The best-known lower bounds for the circuit class $\mathcal{TC}^0$ are only slightly super-linear. Similarly, the best-known algorithm for derandomization of this class is an algorithm for quantified derandomization (i.e., a weak type of derandomization) of circuits of slightly super-linear size. In this paper we show that even very mild quantitative improvements of either of the two foregoing results would already imply super-polynomial lower bounds for $\mathcal{TC}^0$. Specifically:

1. If for every $c>1$ and sufficiently large $d\in\mathbb{N}$ it holds that $n$-bit $\mathcal{TC}^0$ circuits of depth $d$ require $n^{1+c^{-d}}$ wires to compute certain $\mathcal{NC}^1$-complete functions, then $\mathcal{TC}^0\ne\mathcal{NC}^1$. In fact, even lower bounds for $\mathcal{TC}^0$ circuits of size $n^{1+c^{-d}}$ against these functions when $c>1$ is fixed and sufficiently small would yield lower bounds for polynomial-sized circuits. Lower bounds of the form $n^{1+c^{-d}}$ against these functions are already known, but for a fixed $c\approx2.41$ that is too large to yield new lower bounds via our results.

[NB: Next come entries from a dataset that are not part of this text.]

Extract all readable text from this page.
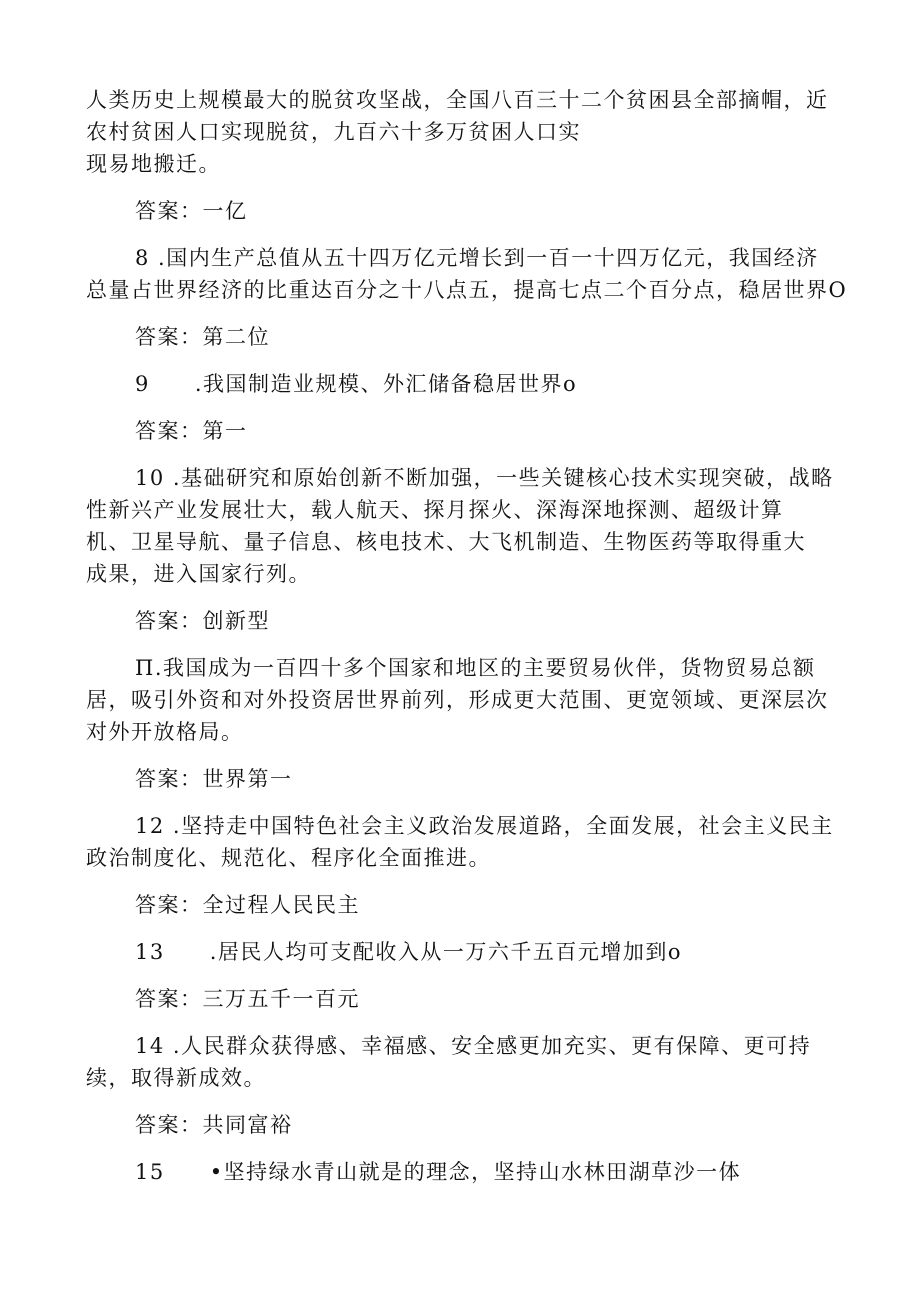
人类历史上规模最大的脱贫攻坚战，全国八百三十二个贫困县全部摘帽，近
农村贫困人口实现脱贫，九百六十多万贫困人口实
现易地搬迁。
答案：一亿
8 .国内生产总值从五十四万亿元增长到一百一十四万亿元，我国经济
总量占世界经济的比重达百分之十八点五，提高七点二个百分点，稳居世界O
答案：第二位
9　　.我国制造业规模、外汇储备稳居世界o
答案：第一
10 .基础研究和原始创新不断加强，一些关键核心技术实现突破，战略
性新兴产业发展壮大，载人航天、探月探火、深海深地探测、超级计算
机、卫星导航、量子信息、核电技术、大飞机制造、生物医药等取得重大
成果，进入国家行列。
答案：创新型
Π.我国成为一百四十多个国家和地区的主要贸易伙伴，货物贸易总额
居，吸引外资和对外投资居世界前列，形成更大范围、更宽领域、更深层次
对外开放格局。
答案：世界第一
12 .坚持走中国特色社会主义政治发展道路，全面发展，社会主义民主
政治制度化、规范化、程序化全面推进。
答案：全过程人民民主
13　　.居民人均可支配收入从一万六千五百元增加到o
答案：三万五千一百元
14 .人民群众获得感、幸福感、安全感更加充实、更有保障、更可持
续，取得新成效。
答案：共同富裕
15　　•坚持绿水青山就是的理念，坚持山水林田湖草沙一体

2. If there exists a deterministic algorithm that gets as input an $n$-bit $\mathcal{TC}^0$ circuit of depth $d$ and $n^{1+(1.61)^{-d}}$ wires, runs in time $2^{n^{o(1)}}$, and distinguishes circuits that accept at most $B(n)=2^{n^{1-(1.61)^{-d}}}$ inputs from circuits that reject at most $B(n)$ inputs, then $\mathcal{NEXP}\not\subseteq\mathcal{TC}^0$. An algorithm for this ``quantified derandomization'' task is already known, but it works only when the number of wires is $n^{1+c^{-d}}$, for $c>30$, and with a smaller $B(n)\approx2^{n^{1-(30/c)^{d}}}$.

Intuitively, the ``takeaway'' message from our work is that the gap between currently-known results and results that would suffice to get super-polynomial lower bounds for $\mathcal{TC}^0$ boils down to the precise constant $c>1$ in the bound $n^{1+c^{-d}}$ on the number of wires. Our results improve previous results of Allender and Kouck\'y (2010) and of the second author (2018), respectively, whose hypotheses referred to circuits with $n^{1+c/d}$ wires (rather than $n^{1+c^{-d}}$ wires). We also prove results similar to two results above for other circuit classes (i.e., $\mathcal{ACC}^0$ and $\mathcal{CC}^0$).